Kapitalist devletler çok uluslu şirketlerin güvenliğini sağlayan bekçiler gibidir. Bu dev şirketler kendi ülkeleri içine yatırım yapsınlar, üretsinler ve istihdamı arttırsınlar diye kapılarında nöbet tutarlar. Hatta bu ilişkiyi resmî bir zemine oturtmak için “Çok Taraflı Yatırım Anlaşması” anlamına gelen “MAI” imzalanmıştır. Bu anlaşma ile çok uluslu bir şirketin bir bağımsız devlet tarafından zarara uğratıldığı durumda, davanın söz konusu devletin yasalarına göre değil uluslararası mahkemede görülmesini öngören bir düzenlemedir. 1996 yılında Alman Bundesbank’ın direktörü Hans Tietmer Davos’ta bütün küresel elitlerin huzurunda şunları söylemişti: “Bundan böyle hepiniz finans pazarlarının denetimi altındasınız.” Bu, herkesin büyük sermaye diktasına boyun eğmesinin kibarca tarifiydi.

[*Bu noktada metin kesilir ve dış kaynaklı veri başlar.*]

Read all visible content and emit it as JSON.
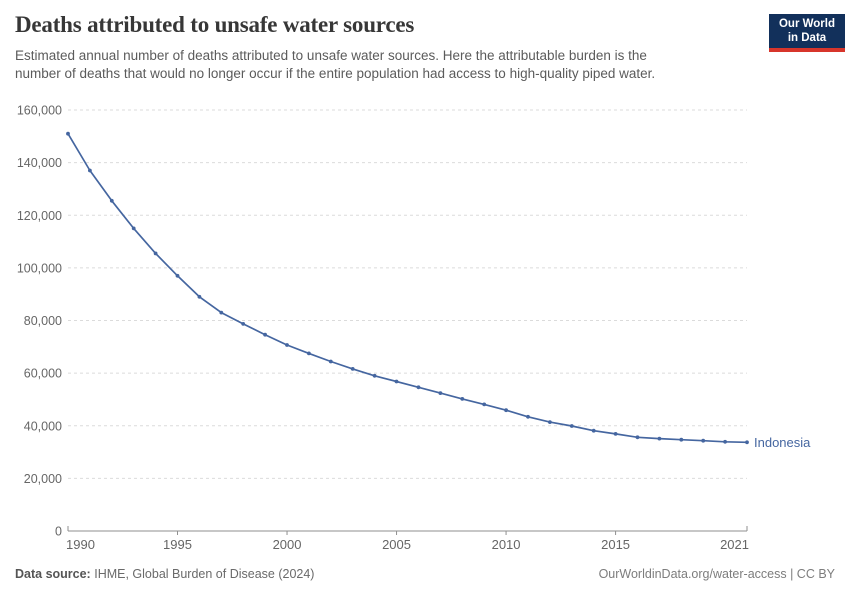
{
  "header": {
    "title": "Deaths attributed to unsafe water sources",
    "subtitle_lines": [
      "Estimated annual number of deaths attributed to unsafe water sources. Here the attributable burden is the",
      "number of deaths that would no longer occur if the entire population had access to high-quality piped water."
    ],
    "logo_line1": "Our World",
    "logo_line2": "in Data"
  },
  "footer": {
    "source_label": "Data source:",
    "source_value": "IHME, Global Burden of Disease (2024)",
    "link": "OurWorldinData.org/water-access | CC BY"
  },
  "chart_data": {
    "type": "line",
    "title": "Deaths attributed to unsafe water sources",
    "xlabel": "",
    "ylabel": "",
    "xlim": [
      1990,
      2021
    ],
    "ylim": [
      0,
      160000
    ],
    "ytick_step": 20000,
    "xticks": [
      1990,
      1995,
      2000,
      2005,
      2010,
      2015,
      2021
    ],
    "grid": "horizontal-dashed",
    "legend_position": "end-of-line-label",
    "series": [
      {
        "name": "Indonesia",
        "x": [
          1990,
          1991,
          1992,
          1993,
          1994,
          1995,
          1996,
          1997,
          1998,
          1999,
          2000,
          2001,
          2002,
          2003,
          2004,
          2005,
          2006,
          2007,
          2008,
          2009,
          2010,
          2011,
          2012,
          2013,
          2014,
          2015,
          2016,
          2017,
          2018,
          2019,
          2020,
          2021
        ],
        "values": [
          151000,
          137000,
          125500,
          115000,
          105500,
          97000,
          89000,
          83000,
          78700,
          74600,
          70700,
          67500,
          64400,
          61600,
          59000,
          56800,
          54600,
          52400,
          50200,
          48100,
          45900,
          43400,
          41400,
          39900,
          38100,
          36900,
          35600,
          35100,
          34700,
          34300,
          33900,
          33700
        ]
      }
    ],
    "colors": {
      "line": "#4566a0",
      "grid": "#dbdbdb",
      "axis": "#8f8f8f",
      "tick_label": "#666666",
      "logo_bg": "#12305b",
      "logo_red": "#d7352b"
    }
  }
}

Serbest piyasa ekonomisi bu şekilde dünya ülkelerini kasıp kavurmaya başlamıştı. Fakat bunun olumsuz sonuçları da olacaktı… Mesela “herkes başının çaresine bakmak zorunda” kalacağından hayatta kalabilmek için suç oranları artacak, cinayetler çoğalacak, intiharlar olağan hâle gelecekti. Devlet, küresel ekonomi kalpazanlarının suçlarını örtbas edecek, toplumsal kaosu bastırabilmek için daha fazla polis ve güvenlik gücü işe alacaktı. Suçlar arttıkça yeni hâkim ve savcılar atanacak, yeni şehir hastaneleri kurulacak, bakım ve sığınma evleri açacaktı. Sorunları çözmeyi asla düşünmeyecek sadece sorunların makyajla üstünü örtecekti. Çünkü kapitalist ekonominin krizlerini de çözümlerini de çıkaran o kalpazanlardı. Ve kapitalizmi benimseyen hükümetler bu kalpazanların elinde oyuncak olacaktı.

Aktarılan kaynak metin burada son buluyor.